I started using Caldera OpenLinux 2.3 in 2002 before they morphed into the evil SCO. After that I moved to Red Hat 9. I started using Slackware in 2004 with version 10.0. Over the years I've experimented with a variety of distros and BSDs. I always return to Slackware. There is no place like home.
I was an undergrad student studying engineering when I heard about Ubuntu from a few friends. Apparently they would mail you free CD's, awesome! So I decided that I was going to buy a computer to take to class and I would put linux on it so I would have something neat to put on my resume.
I got a little EEEpc and was running EEEbuntu for a few months. It was awesome, a whole new world of computing I didn't know existed, and frankly I didn't really understand.
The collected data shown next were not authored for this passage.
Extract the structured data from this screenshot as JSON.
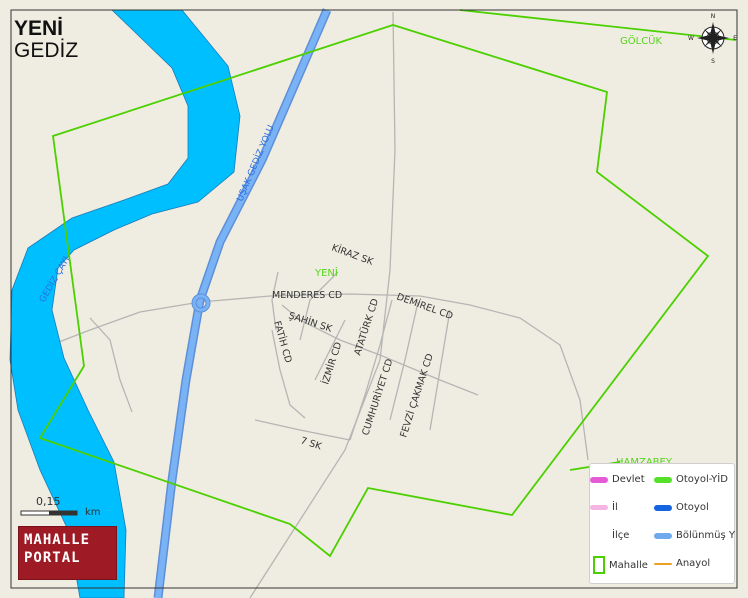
{
  "title": {
    "main": "YENİ",
    "sub": "GEDİZ"
  },
  "compass": {
    "n": "N",
    "s": "S",
    "e": "E",
    "w": "W"
  },
  "neighborhoods": {
    "golcuk": "GÖLCÜK",
    "yeni": "YENİ",
    "hamzabey": "HAMZABEY"
  },
  "water": {
    "river": "GEDİZ ÇAYI"
  },
  "roads": {
    "usak_gediz": "UŞAK GEDİZ YOLU",
    "kiraz": "KİRAZ SK",
    "menderes": "MENDERES CD",
    "demirel": "DEMİREL CD",
    "ataturk": "ATATÜRK CD",
    "sahin": "ŞAHİN SK",
    "fatih": "FATİH CD",
    "izmir": "İZMİR CD",
    "cumhuriyet": "CUMHURİYET CD",
    "fevzi": "FEVZİ ÇAKMAK CD",
    "yedi": "7 SK"
  },
  "scale": {
    "value": "0,15",
    "unit": "km"
  },
  "portal": {
    "line1": "MAHALLE",
    "line2": "PORTAL"
  },
  "legend": {
    "devlet": "Devlet",
    "otoyol_yid": "Otoyol-YİD",
    "il": "İl",
    "otoyol": "Otoyol",
    "ilce": "İlçe",
    "bolunmus": "Bölünmüş Y",
    "mahalle": "Mahalle",
    "anayol": "Anayol"
  },
  "colors": {
    "land": "#efede1",
    "river": "#00bfff",
    "river_edge": "#1a7ab8",
    "highway": "#78acf0",
    "boundary": "#4cd000",
    "road": "#b7b7b7",
    "devlet": "#e55ad6",
    "otoyol_yid": "#55e02a",
    "il": "#f5b4e4",
    "otoyol": "#1565e0",
    "bolunmus": "#70aaee",
    "anayol": "#f0a020",
    "label_green": "#57d31c",
    "label_blue": "#2b7ce8",
    "portal": "#9e1a24"
  }
}
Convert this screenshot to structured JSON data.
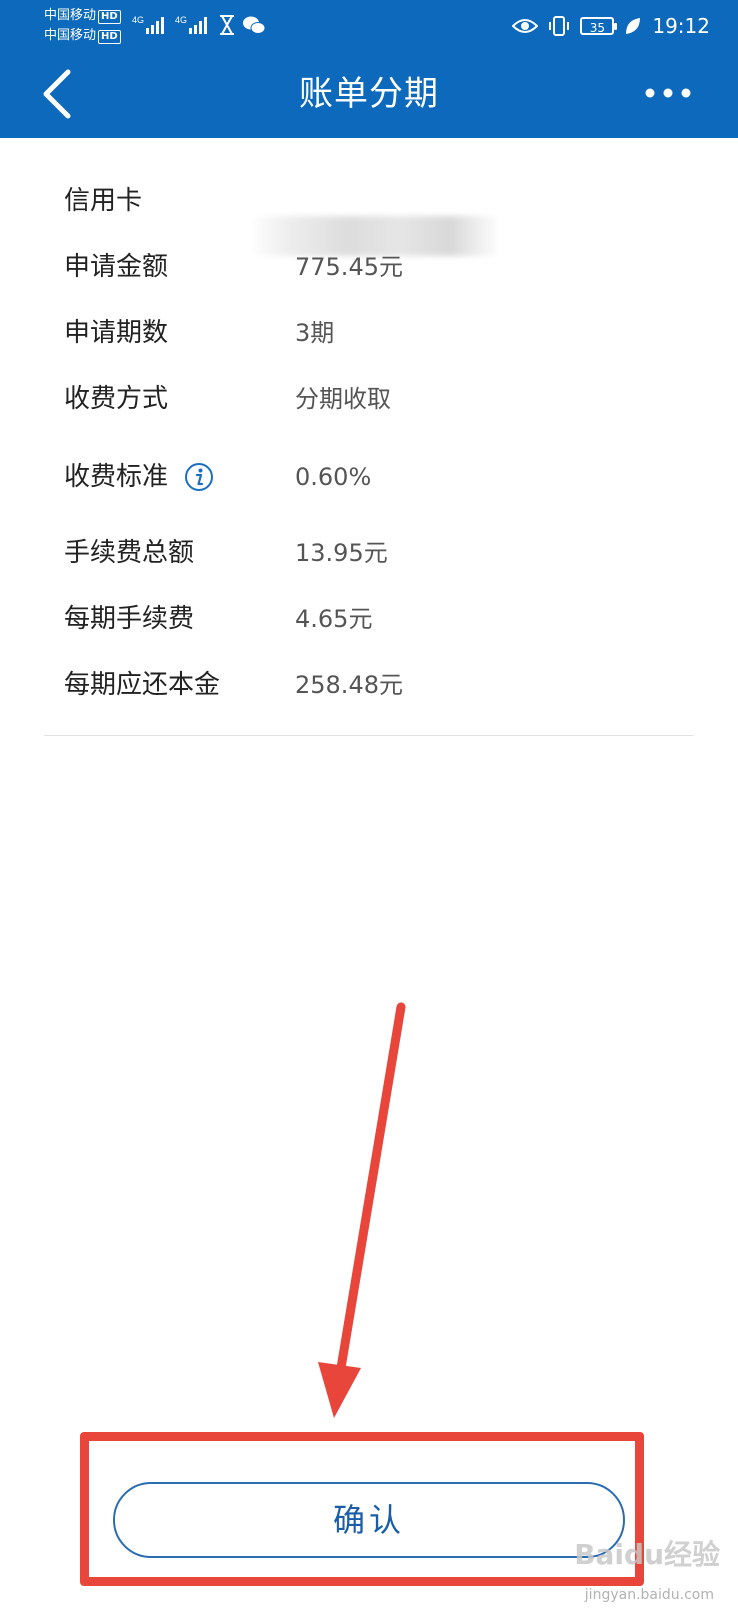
{
  "status_bar": {
    "carrier_1": "中国移动",
    "carrier_2": "中国移动",
    "hd_badge": "HD",
    "signal_label_1": "4G",
    "signal_label_2": "4G",
    "battery": "35",
    "time": "19:12"
  },
  "nav": {
    "title": "账单分期",
    "back_icon": "chevron-left-icon",
    "more_icon": "more-dots-icon"
  },
  "details": [
    {
      "label": "信用卡",
      "value": ""
    },
    {
      "label": "申请金额",
      "value": "775.45元"
    },
    {
      "label": "申请期数",
      "value": "3期"
    },
    {
      "label": "收费方式",
      "value": "分期收取"
    },
    {
      "label": "收费标准",
      "value": "0.60%"
    },
    {
      "label": "手续费总额",
      "value": "13.95元"
    },
    {
      "label": "每期手续费",
      "value": "4.65元"
    },
    {
      "label": "每期应还本金",
      "value": "258.48元"
    }
  ],
  "confirm_button": "确认",
  "watermark": {
    "text": "Baidu经验",
    "sub": "jingyan.baidu.com"
  },
  "colors": {
    "header_bg": "#0c69bb",
    "accent_blue": "#1a5ea8",
    "annotation_red": "#e8463b"
  }
}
I spent a bunch of time on support forums just reading threads about Linux and the general concensus was that Ubuntu was a noob distribution.. Well, in for a penny in for a pound right?
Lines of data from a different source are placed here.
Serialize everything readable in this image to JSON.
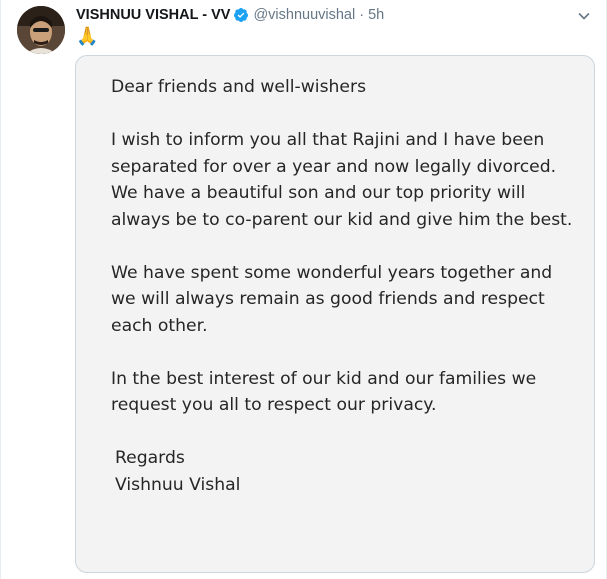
{
  "author": {
    "display_name": "VISHNUU VISHAL - VV",
    "handle": "@vishnuuvishal",
    "separator": "·",
    "timestamp": "5h"
  },
  "tweet": {
    "text": "🙏"
  },
  "letter": {
    "greeting": "Dear friends and well-wishers",
    "paragraph_1": "I wish to inform you all that Rajini and I have been separated for over a year and now legally divorced. We have a beautiful son and our top priority will always be to co-parent our kid and give him the best.",
    "paragraph_2": "We have spent some wonderful years together and we will always remain as good friends and respect each other.",
    "paragraph_3": "In the best interest of our kid and our families we request you all to respect our privacy.",
    "closing": "Regards",
    "signature": "Vishnuu Vishal"
  },
  "icons": {
    "verified": "verified-badge-icon",
    "caret": "chevron-down-icon"
  },
  "colors": {
    "verified": "#1da1f2",
    "secondary_text": "#657786",
    "media_background": "#f3f3f3"
  }
}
So I read some guides and tried to install gentoo by doing some sort of chroot magic and bricked my computer.. Then I tried Fedora, Sabayon (bricked during first software update), Debian, and probably a few others. Finally I tried Slackware and it was the first one of the 'hardcore' distros that, if I actually followed the manual, didn't screw up.
It just sort of worked.. My little EEEpc was a tank running Slackware 13.0. I'd take it to class every day, suspend/resume 10 times a day, 4 desktops worth of PDFs, Matlab simulations, OpenOffice docs etc open at all times, uptime in the order of 3-4 weeks.
I work as a graduate with embedded Linux atm, and running slackware has taught me everything I know about linux and helped me get and keep my job!
I've strayed a few times to other distros, but something always makes me say 'I miss slackware' and come back with my tail between my legs
Thank you for that link. The interviews by jeremy with Patrick Volkerding are great. I read that stuff some time ago and – as it is always happens to me – I forgot about that. So it was very pleasant for me to read these interviews once again. If you could be so kind to publish in that threat the link to these interviews once a year I would be very happy to read it once again, and again, and again for all my lifetime. (I am sure that most of the LinuxQuestions.org members have the stronger memory than me but I suppose that a few have almost as weak memory as I have so publishing that link in the constant intervals seems to be a good idea.) It was a great pleasure to read these interviews once again. It is not easy to find something intelligent and inspiring in our times. The interviews with Pat fulfill both those needs. So I am glad that I had an opportunity to read them for the second time – thanks to you.